Nathan Hancock, chief executive of Citrus Australia, said government support would be critical to help growers navigate the increasingly complex environment surrounding labour hire and water trade, while additional investment in biosecurity was needed.

Hancock argued for a review of the river system to ensure future supply for horticulture development. However, Citrus Australia does not agree with calls for a moratorium on issuing new water-use licences in the meantime.

“Growers expect surety of supply. The system is physically unable to deliver quantities of water required in some areas,” Hancock said.

“Therefore, we ask for a review, with forward planning and an assessment of capacity for the river system to meet current and future development.”

In regard to labour, Citrus Australia hoped more support would be given to the estimated 25,000 people employed in citrus production.

“We support the seasonal worker program as a core component to a stable seasonal workforce and ask for the government’s support for an efficient national labour hire contractor registration process and system, to ensure no under payment and misuse of piece work agreements,” said Hancock.

Finally, the industry body called for more investment in Australia’s biosecurity, particularly at the country’s borders.
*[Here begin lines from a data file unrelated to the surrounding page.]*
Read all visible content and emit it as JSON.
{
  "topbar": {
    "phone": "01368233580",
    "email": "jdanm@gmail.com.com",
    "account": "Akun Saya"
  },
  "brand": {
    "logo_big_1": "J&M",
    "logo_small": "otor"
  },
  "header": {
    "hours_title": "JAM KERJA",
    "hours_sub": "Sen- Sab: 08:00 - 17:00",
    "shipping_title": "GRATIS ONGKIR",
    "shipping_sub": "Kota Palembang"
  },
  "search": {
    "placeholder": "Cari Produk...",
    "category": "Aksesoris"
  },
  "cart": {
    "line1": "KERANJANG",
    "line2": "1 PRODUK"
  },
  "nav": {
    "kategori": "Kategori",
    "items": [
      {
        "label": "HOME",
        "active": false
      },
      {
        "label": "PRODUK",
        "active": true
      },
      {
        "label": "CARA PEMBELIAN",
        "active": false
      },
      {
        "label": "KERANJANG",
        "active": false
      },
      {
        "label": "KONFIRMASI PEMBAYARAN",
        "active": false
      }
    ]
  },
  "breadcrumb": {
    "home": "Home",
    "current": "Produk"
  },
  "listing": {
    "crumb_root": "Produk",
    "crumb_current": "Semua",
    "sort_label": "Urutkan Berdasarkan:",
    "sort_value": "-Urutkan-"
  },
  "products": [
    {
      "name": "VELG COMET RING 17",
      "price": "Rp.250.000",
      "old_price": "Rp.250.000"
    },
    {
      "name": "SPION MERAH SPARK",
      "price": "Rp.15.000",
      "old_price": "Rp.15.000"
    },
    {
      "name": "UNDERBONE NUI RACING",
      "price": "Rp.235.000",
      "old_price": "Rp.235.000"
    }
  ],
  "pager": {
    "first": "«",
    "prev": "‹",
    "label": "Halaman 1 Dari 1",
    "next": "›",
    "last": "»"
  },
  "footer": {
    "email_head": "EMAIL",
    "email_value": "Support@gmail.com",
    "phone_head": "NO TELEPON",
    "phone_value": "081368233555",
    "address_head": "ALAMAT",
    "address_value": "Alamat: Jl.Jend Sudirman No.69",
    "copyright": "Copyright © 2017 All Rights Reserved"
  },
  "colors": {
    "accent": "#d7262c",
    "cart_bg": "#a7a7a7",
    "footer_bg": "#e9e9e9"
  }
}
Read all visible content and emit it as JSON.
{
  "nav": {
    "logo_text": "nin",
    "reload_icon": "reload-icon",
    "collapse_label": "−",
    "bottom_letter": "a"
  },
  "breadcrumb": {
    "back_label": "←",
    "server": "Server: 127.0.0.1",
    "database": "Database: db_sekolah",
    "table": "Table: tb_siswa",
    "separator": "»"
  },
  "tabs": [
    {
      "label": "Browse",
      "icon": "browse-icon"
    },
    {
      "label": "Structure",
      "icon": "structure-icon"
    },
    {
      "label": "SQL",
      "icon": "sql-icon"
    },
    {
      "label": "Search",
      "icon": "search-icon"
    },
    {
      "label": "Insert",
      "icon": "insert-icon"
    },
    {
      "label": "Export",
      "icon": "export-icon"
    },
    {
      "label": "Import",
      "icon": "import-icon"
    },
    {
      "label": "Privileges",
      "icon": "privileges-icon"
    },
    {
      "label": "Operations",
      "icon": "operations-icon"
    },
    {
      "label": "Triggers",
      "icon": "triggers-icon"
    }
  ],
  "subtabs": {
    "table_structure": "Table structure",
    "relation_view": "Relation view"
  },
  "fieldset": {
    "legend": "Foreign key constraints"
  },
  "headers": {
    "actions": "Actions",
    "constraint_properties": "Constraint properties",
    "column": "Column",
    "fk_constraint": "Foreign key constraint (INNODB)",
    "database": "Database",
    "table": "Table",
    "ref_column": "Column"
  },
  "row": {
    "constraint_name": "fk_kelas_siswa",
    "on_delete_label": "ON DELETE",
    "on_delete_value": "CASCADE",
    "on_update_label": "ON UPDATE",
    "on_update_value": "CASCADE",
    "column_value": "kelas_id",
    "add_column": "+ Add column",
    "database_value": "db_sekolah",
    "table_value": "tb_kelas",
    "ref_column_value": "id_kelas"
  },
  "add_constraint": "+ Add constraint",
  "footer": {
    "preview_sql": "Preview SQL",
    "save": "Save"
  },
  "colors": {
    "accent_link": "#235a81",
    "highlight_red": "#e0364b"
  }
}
Hancock asked the new government to invest in more resources such as biosecurity officers and sniffer dogs and increase penalties for those who attempt to illegally import foreign materials.

“Australia benefits from natural protection as an island continent; however, the increase in holiday makers and international visitors and the reported increase in imported goods has significantly increased the risk of exotic pest incursion,” Hancock said.